Obchody Narodowego Dnia Pamięci Żołnierzy Wyklętych rozpoczęły się w niedzielę na terenie byłego Aresztu Śledczego Warszawa–Mokotów od zapalenia zniczy pamięci.   W celi śmierci w byłym Areszcie Śledczym przy ul. Rakowieckiej dokonali tego premier Mateusz Morawiecki i minister sprawiedliwości Zbigniew Ziobro.

- Roman Dmowski mówiąc o walce o niepodległość, mówił, że w tej walce nie ma miejsca na kompromisy: albo zwyciężamy albo giniemy. Jednak nasi Żołnierze Wyklęci i ich towarzysze broni z czasów II wojny światowej i wcześniejszych powstań ginęli i zwyciężali, bo ten posiew wolności, który oni poczynili, był niezbędny do odzyskania niepodległości przez Polskę lata później. Można pytać: czy było warto, czy warto było oddać życie za ojczyznę? Dla mnie odpowiedź jest jednoznaczna: było warto i warto, aby wszyscy Polacy byli gotowi oddać życie, poświęcić się całkowicie za swoją ojczyznę - powiedział premier.

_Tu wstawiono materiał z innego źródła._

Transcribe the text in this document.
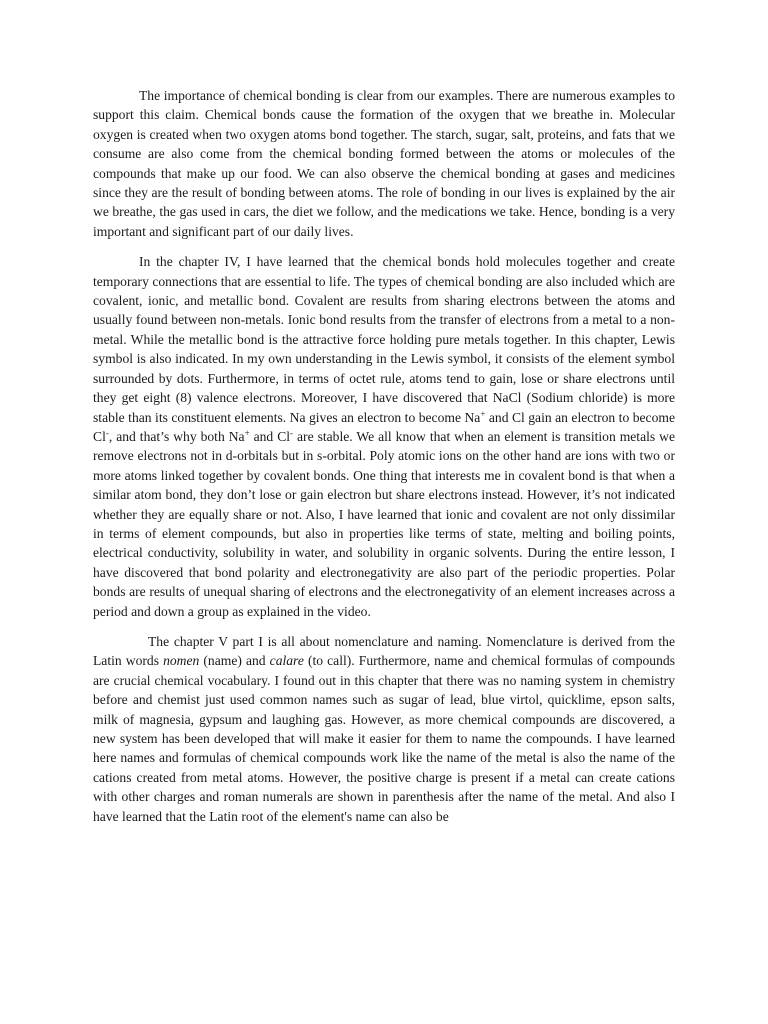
The importance of chemical bonding is clear from our examples. There are numerous examples to support this claim. Chemical bonds cause the formation of the oxygen that we breathe in. Molecular oxygen is created when two oxygen atoms bond together. The starch, sugar, salt, proteins, and fats that we consume are also come from the chemical bonding formed between the atoms or molecules of the compounds that make up our food. We can also observe the chemical bonding at gases and medicines since they are the result of bonding between atoms. The role of bonding in our lives is explained by the air we breathe, the gas used in cars, the diet we follow, and the medications we take. Hence, bonding is a very important and significant part of our daily lives.

In the chapter IV, I have learned that the chemical bonds hold molecules together and create temporary connections that are essential to life. The types of chemical bonding are also included which are covalent, ionic, and metallic bond. Covalent are results from sharing electrons between the atoms and usually found between non-metals. Ionic bond results from the transfer of electrons from a metal to a non-metal. While the metallic bond is the attractive force holding pure metals together. In this chapter, Lewis symbol is also indicated. In my own understanding in the Lewis symbol, it consists of the element symbol surrounded by dots. Furthermore, in terms of octet rule, atoms tend to gain, lose or share electrons until they get eight (8) valence electrons. Moreover, I have discovered that NaCl (Sodium chloride) is more stable than its constituent elements. Na gives an electron to become Na+ and Cl gain an electron to become Cl-, and that’s why both Na+ and Cl- are stable. We all know that when an element is transition metals we remove electrons not in d-orbitals but in s-orbital. Poly atomic ions on the other hand are ions with two or more atoms linked together by covalent bonds. One thing that interests me in covalent bond is that when a similar atom bond, they don’t lose or gain electron but share electrons instead. However, it’s not indicated whether they are equally share or not. Also, I have learned that ionic and covalent are not only dissimilar in terms of element compounds, but also in properties like terms of state, melting and boiling points, electrical conductivity, solubility in water, and solubility in organic solvents. During the entire lesson, I have discovered that bond polarity and electronegativity are also part of the periodic properties. Polar bonds are results of unequal sharing of electrons and the electronegativity of an element increases across a period and down a group as explained in the video.

The chapter V part I is all about nomenclature and naming. Nomenclature is derived from the Latin words nomen (name) and calare (to call). Furthermore, name and chemical formulas of compounds are crucial chemical vocabulary. I found out in this chapter that there was no naming system in chemistry before and chemist just used common names such as sugar of lead, blue virtol, quicklime, epson salts, milk of magnesia, gypsum and laughing gas. However, as more chemical compounds are discovered, a new system has been developed that will make it easier for them to name the compounds. I have learned here names and formulas of chemical compounds work like the name of the metal is also the name of the cations created from metal atoms. However, the positive charge is present if a metal can create cations with other charges and roman numerals are shown in parenthesis after the name of the metal. And also I have learned that the Latin root of the element's name can also be
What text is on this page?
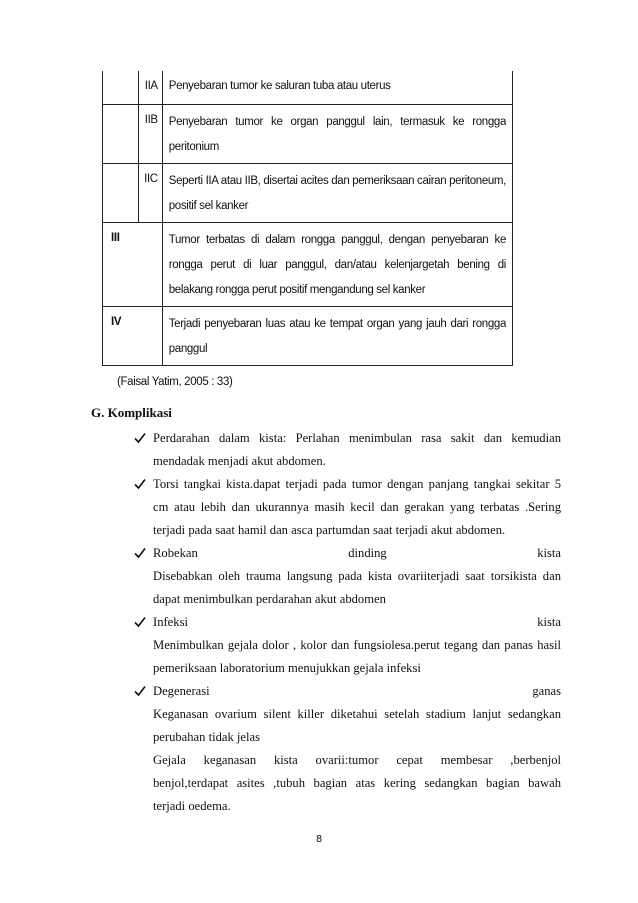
	IIA	Penyebaran tumor ke saluran tuba atau uterus

	IIB	Penyebaran tumor ke organ panggul lain, termasuk ke rongga
peritonium

	IIC	Seperti IIA atau IIB, disertai acites dan pemeriksaan cairan peritoneum,
positif sel kanker

III		Tumor terbatas di dalam rongga panggul, dengan penyebaran ke
rongga perut di luar panggul, dan/atau kelenjargetah bening di
belakang rongga perut positif mengandung sel kanker

IV		Terjadi penyebaran luas atau ke tempat organ yang jauh dari rongga
panggul
(Faisal Yatim, 2005 : 33)
G. Komplikasi
Perdarahan dalam kista: Perlahan menimbulan rasa sakit dan kemudian
mendadak menjadi akut abdomen.
Torsi tangkai kista.dapat terjadi pada tumor dengan panjang tangkai sekitar 5
cm atau lebih dan ukurannya masih kecil dan gerakan yang terbatas .Sering
terjadi pada saat hamil dan asca partumdan saat terjadi akut abdomen.
Robekan dinding kista
Disebabkan oleh trauma langsung pada kista ovariiterjadi saat torsikista dan
dapat menimbulkan perdarahan akut abdomen
Infeksi kista
Menimbulkan gejala dolor , kolor dan fungsiolesa.perut tegang dan panas hasil
pemeriksaan laboratorium menujukkan gejala infeksi
Degenerasi ganas
Keganasan ovarium silent killer diketahui setelah stadium lanjut sedangkan
perubahan tidak jelas
Gejala keganasan kista ovarii:tumor cepat membesar ,berbenjol
benjol,terdapat asites ,tubuh bagian atas kering sedangkan bagian bawah
terjadi oedema.
8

- Żołnierze wolności to także ojcowie polskiej Solidarności, która wybuchła 17 lat po zamordowaniu ostatniego z żołnierzy, Józefa Franczaka, ps. Lalek w 1963 roku. A więc Żołnierze Wyklęci są ojcami Solidarności i poprzez to są ojcami naszej niepodległości" - dodał Mateusz Morawiecki.